Wednesday, 19 May 2021

Financial Resolution 2021 - Financial Resolution: Stamp Duties

 

6:47 pm

Photo of Denise MitchellDenise Mitchell (Dublin Bay North, Sinn Fein) | Oireachtas source

Does this motion, which the Minister has speedily introduced, represent progress? Yes, it does. Does it go far enough? No, it does not. Was the Government dragged kicking and screaming by us, other Opposition parties and the public into making these changes? Yes, it was.

Yet again, large investment funds with the sole interest of making mega profits from the misery of young families desperate to purchase their own homes were allowed into our country at the behest of this and previous Fine Gael Governments to destroy our housing system.
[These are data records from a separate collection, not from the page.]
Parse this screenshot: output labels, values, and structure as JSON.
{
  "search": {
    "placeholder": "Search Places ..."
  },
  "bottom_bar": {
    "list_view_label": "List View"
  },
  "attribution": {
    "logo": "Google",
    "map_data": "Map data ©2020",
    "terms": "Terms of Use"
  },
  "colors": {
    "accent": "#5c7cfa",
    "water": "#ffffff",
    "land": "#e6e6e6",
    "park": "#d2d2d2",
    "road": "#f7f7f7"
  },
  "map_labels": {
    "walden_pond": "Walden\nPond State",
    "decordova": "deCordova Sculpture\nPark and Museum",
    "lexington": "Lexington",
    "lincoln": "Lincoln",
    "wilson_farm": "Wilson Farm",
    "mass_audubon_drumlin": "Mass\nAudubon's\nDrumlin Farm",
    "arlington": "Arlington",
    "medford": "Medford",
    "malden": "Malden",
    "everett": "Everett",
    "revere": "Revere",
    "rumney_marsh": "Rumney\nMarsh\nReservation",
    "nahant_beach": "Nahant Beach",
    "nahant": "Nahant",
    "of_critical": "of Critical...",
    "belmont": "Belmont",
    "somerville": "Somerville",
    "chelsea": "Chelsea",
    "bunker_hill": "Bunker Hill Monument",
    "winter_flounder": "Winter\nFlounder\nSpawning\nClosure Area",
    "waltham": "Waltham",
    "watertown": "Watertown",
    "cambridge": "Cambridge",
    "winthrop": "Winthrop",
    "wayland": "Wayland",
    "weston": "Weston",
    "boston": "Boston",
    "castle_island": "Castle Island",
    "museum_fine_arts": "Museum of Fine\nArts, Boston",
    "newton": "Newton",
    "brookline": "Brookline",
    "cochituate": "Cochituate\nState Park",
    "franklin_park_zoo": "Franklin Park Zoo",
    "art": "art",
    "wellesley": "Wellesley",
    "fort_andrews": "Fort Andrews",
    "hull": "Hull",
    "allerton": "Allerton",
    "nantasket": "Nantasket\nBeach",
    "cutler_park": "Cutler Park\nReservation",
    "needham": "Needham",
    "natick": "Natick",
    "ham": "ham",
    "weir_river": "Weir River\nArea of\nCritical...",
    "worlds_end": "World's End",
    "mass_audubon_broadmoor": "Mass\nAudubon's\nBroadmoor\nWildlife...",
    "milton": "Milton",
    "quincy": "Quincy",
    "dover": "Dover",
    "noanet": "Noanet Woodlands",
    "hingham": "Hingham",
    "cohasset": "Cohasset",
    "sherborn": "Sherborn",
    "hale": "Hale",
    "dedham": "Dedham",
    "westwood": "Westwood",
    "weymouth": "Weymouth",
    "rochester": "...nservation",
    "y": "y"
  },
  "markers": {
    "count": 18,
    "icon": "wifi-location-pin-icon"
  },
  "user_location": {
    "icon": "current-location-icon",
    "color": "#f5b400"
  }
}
After 2008 when the Minister's colleagues in Fianna Fáil last collapsed our economy, the then Government welcomed in the vulture funds to pick at the carcases of housing. This Government has now allowed the cuckoos to come in and sing all the way to the bank. Increased rents and house prices are out of control for most workers and families, who are just looking to get on in life.

For the past few weeks, I have listened to the Government trying to shift the blame for the housing crisis to my party, Sinn Féin, because it apparently held up the building of houses. The Government has even tried to criticise us for speaking against the involvement of the private sector in our housing system. Families and young people across the State who are living with their parents or paying astronomical rents and are slowly resigning themselves to being a locked out generation unable to purchase a home are not fools.

All day and every day, I will defend the building of public housing on public land, for example, the site on Oscar Traynor Road. As the Minister for Finance knows, the majority of councillors on Dublin City Council made a proposal for 100% social and affordable homes on that site. Despite the proposal being with the Minister for Housing, Local Government and Heritage since February and repeated correspondence from the mayor, the Minister has still not thrown his weight behind it. I will always defend houses being sold to young people on an affordable basis. I will always promote rental properties being available at a affordable price.

Fianna Fáil and Fine Gael have made a complete hames of housing policy. It started in the late 1990s when, overnight, Fianna Fáil changed its public policy of building social housing and commodified a roof over a family's head for profit for the highest bidder. This change was single-handedly responsible for crashing the economy in 2008 and giving control of our country to the International Monetary Fund, IMF. Former Deputy Michael Noonan, who was in charge of rebalancing the economy, believed that the market would balance itself out. The vultures and cuckoos flew in and exploited and damaged our housing market further. As such, no lectures will be taken by Sinn Féin for the mess that Fianna Fáil and Fine Gael have created. Blame for this crisis lies squarely and only on both of those parties equally. We are the laughing stock of Europe because of the mess that successive Irish Governments have made of housing provision. This is to the detriment of our own people. Shame on you.

The people are not fools. The Government can try to deflect and shift blame elsewhere, but that will not wash. The people, in particular young people, will have their say at the next election whenever this coalition of chaos falls. The proof will be in the pudding then. Those who truly want to build a new housing system will get their chance. Of that I have no doubt.